The number of mutilated bodies found on a road adjacent to Monterey amounts to 49, of whom 43 were men and six women, an official source said.
The authorities had initially counted 37 bodies dumped in black plastic bags beside the road in the morning.
The state prosecutor in Nuevo Leon, Adrian de la Garza, told a press conference that authorities received a report at around 4 a.m. (0900 GMT) on the presence of bodies, which were thrown from a truck at kilometre 47 of a highway that connects to the border city of Reynosa of Tamaulipas state on the border with the United States.
De la Garza said a message left near the scene may suggest that the extremely violent Zetas drug cartel was responsible, in which it confirmed the victims were from the Gulf Cartel and also launched threats against the Sinaloa Cartel and the state government.
The prosecutor said it will be harder to identify the victims, because all were decapitated and their hands were amputated.
"In all cases, to complicate the investigation, their heads and limbs had been cut off," he said.
The prosecutor said he had received no reports of missing people in recent days, "and less on that amount," so he did not rule out the possibility that "victims may be migrants" from other Latin American country.
Jorge Domene, a government security spokesman of Nuevo Leon, said some bodies have tattoos of the Santa Muerte, a religious cult popular among members of organised crime.
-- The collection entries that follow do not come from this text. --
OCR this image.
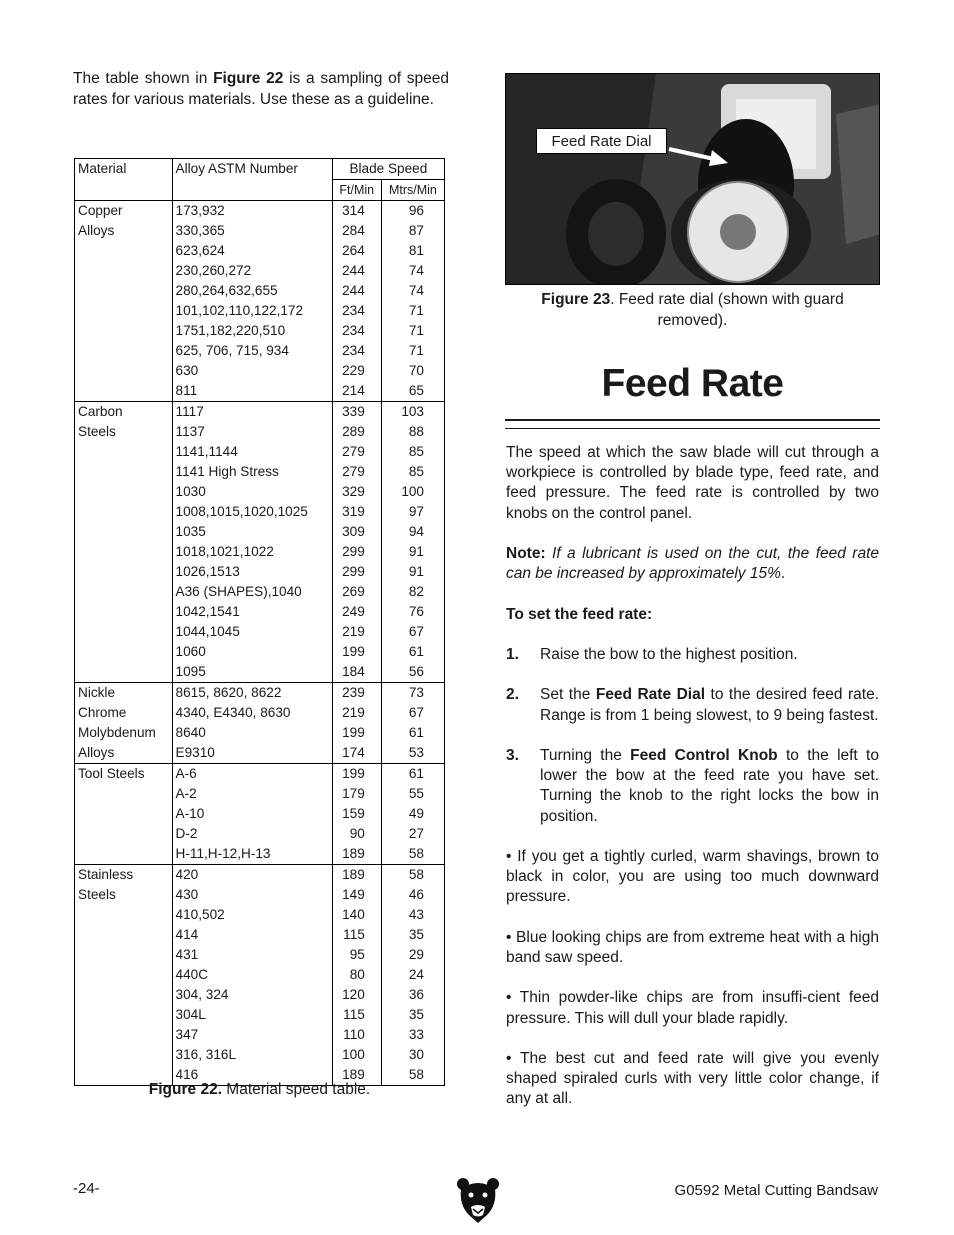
The table shown in Figure 22 is a sampling of speed rates for various materials. Use these as a guideline.

Material	Alloy ASTM Number	Blade Speed	
		Ft/Min	Mtrs/Min
Copper	173,932	314	96
Alloys	330,365	284	87
	623,624	264	81
	230,260,272	244	74
	280,264,632,655	244	74
	101,102,110,122,172	234	71
	1751,182,220,510	234	71
	625, 706, 715, 934	234	71
	630	229	70
	811	214	65
Carbon	1117	339	103
Steels	1137	289	88
	1141,1144	279	85
	1141 High Stress	279	85
	1030	329	100
	1008,1015,1020,1025	319	97
	1035	309	94
	1018,1021,1022	299	91
	1026,1513	299	91
	A36 (SHAPES),1040	269	82
	1042,1541	249	76
	1044,1045	219	67
	1060	199	61
	1095	184	56
Nickle	8615, 8620, 8622	239	73
Chrome	4340, E4340, 8630	219	67
Molybdenum	8640	199	61
Alloys	E9310	174	53
Tool Steels	A-6	199	61
	A-2	179	55
	A-10	159	49
	D-2	90	27
	H-11,H-12,H-13	189	58
Stainless	420	189	58
Steels	430	149	46
	410,502	140	43
	414	115	35
	431	95	29
	440C	80	24
	304, 324	120	36
	304L	115	35
	347	110	33
	316, 316L	100	30
	416	189	58
Figure 22. Material speed table.
Feed Rate Dial
Figure 23. Feed rate dial (shown with guard removed).
Feed Rate

The speed at which the saw blade will cut through a workpiece is controlled by blade type, feed rate, and feed pressure. The feed rate is controlled by two knobs on the control panel.

Note: If a lubricant is used on the cut, the feed rate can be increased by approximately 15%.

To set the feed rate:

1.	Raise the bow to the highest position.
2.	Set the Feed Rate Dial to the desired feed rate. Range is from 1 being slowest, to 9 being fastest.
3.	Turning the Feed Control Knob to the left to lower the bow at the feed rate you have set. Turning the knob to the right locks the bow in position.

• If you get a tightly curled, warm shavings, brown to black in color, you are using too much downward pressure.

• Blue looking chips are from extreme heat with a high band saw speed.

• Thin powder-like chips are from insuffi-cient feed pressure. This will dull your blade rapidly.

• The best cut and feed rate will give you evenly shaped spiraled curls with very little color change, if any at all.

-24-	G0592 Metal Cutting Bandsaw
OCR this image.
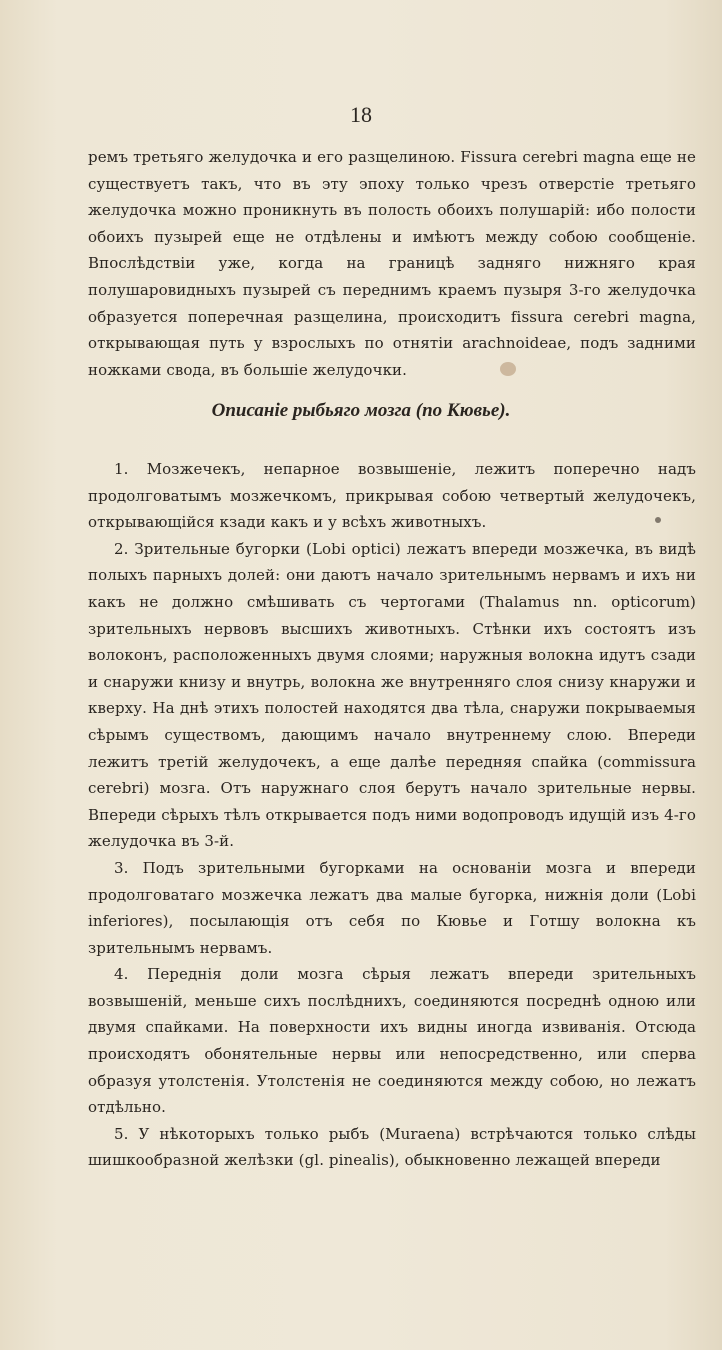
18

ремъ третьяго желудочка и его разщелиною. Fissura cerebri magna еще не существуетъ такъ, что въ эту эпоху только чрезъ отверстіе третьяго желудочка можно проникнуть въ полость обоихъ полушарій: ибо полости обоихъ пузырей еще не отдѣлены и имѣютъ между собою сообщеніе. Впослѣдствіи уже, когда на границѣ задняго нижняго края полушаровидныхъ пузырей съ переднимъ краемъ пузыря 3-го желудочка образуется поперечная разщелина, происходитъ fissura cerebri magna, открывающая путь у взрослыхъ по отнятіи arachnoideae, подъ задними ножками свода, въ большіе желудочки.

Описаніе рыбьяго мозга (по Кювье).

1. Мозжечекъ, непарное возвышеніе, лежитъ поперечно надъ продолговатымъ мозжечкомъ, прикрывая собою четвертый желудочекъ, открывающійся кзади какъ и у всѣхъ животныхъ.

2. Зрительные бугорки (Lobi optici) лежатъ впереди мозжечка, въ видѣ полыхъ парныхъ долей: они даютъ начало зрительнымъ нервамъ и ихъ ни какъ не должно смѣшивать съ чертогами (Thalamus nn. opticorum) зрительныхъ нервовъ высшихъ животныхъ. Стѣнки ихъ состоятъ изъ волоконъ, расположенныхъ двумя слоями; наружныя волокна идутъ сзади и снаружи книзу и внутрь, волокна же внутренняго слоя снизу кнаружи и кверху. На днѣ этихъ полостей находятся два тѣла, снаружи покрываемыя сѣрымъ существомъ, дающимъ начало внутреннему слою. Впереди лежитъ третій желудочекъ, а еще далѣе передняя спайка (commissura cerebri) мозга. Отъ наружнаго слоя берутъ начало зрительные нервы. Впереди сѣрыхъ тѣлъ открывается подъ ними водопроводъ идущій изъ 4-го желудочка въ 3-й.

3. Подъ зрительными бугорками на основаніи мозга и впереди продолговатаго мозжечка лежатъ два малые бугорка, нижнія доли (Lobi inferiores), посылающія отъ себя по Кювье и Готшу волокна къ зрительнымъ нервамъ.

4. Переднія доли мозга сѣрыя лежатъ впереди зрительныхъ возвышеній, меньше сихъ послѣднихъ, соединяются посреднѣ одною или двумя спайками. На поверхности ихъ видны иногда извиванія. Отсюда происходятъ обонятельные нервы или непосредственно, или сперва образуя утолстенія. Утолстенія не соединяются между собою, но лежатъ отдѣльно.

5. У нѣкоторыхъ только рыбъ (Muraena) встрѣчаются только слѣды шишкообразной желѣзки (gl. pinealis), обыкновенно лежащей впереди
The spokesman said governor Rodrigo Medina had requested federal support for investigation to seek out those responsible for the slaughter.
This finding comes just four days after another 18 decapitated and mutilated bodies were found in two cars on a road near Guadalajara, Jalisco state capital, which was also attributed to the revenge of the drug cartels.
Mexico is experiencing an escalation of violence by disputes between drug cartels and military deployment for combat, leaving more than 47,000 dead in drug-related violence for the last five years.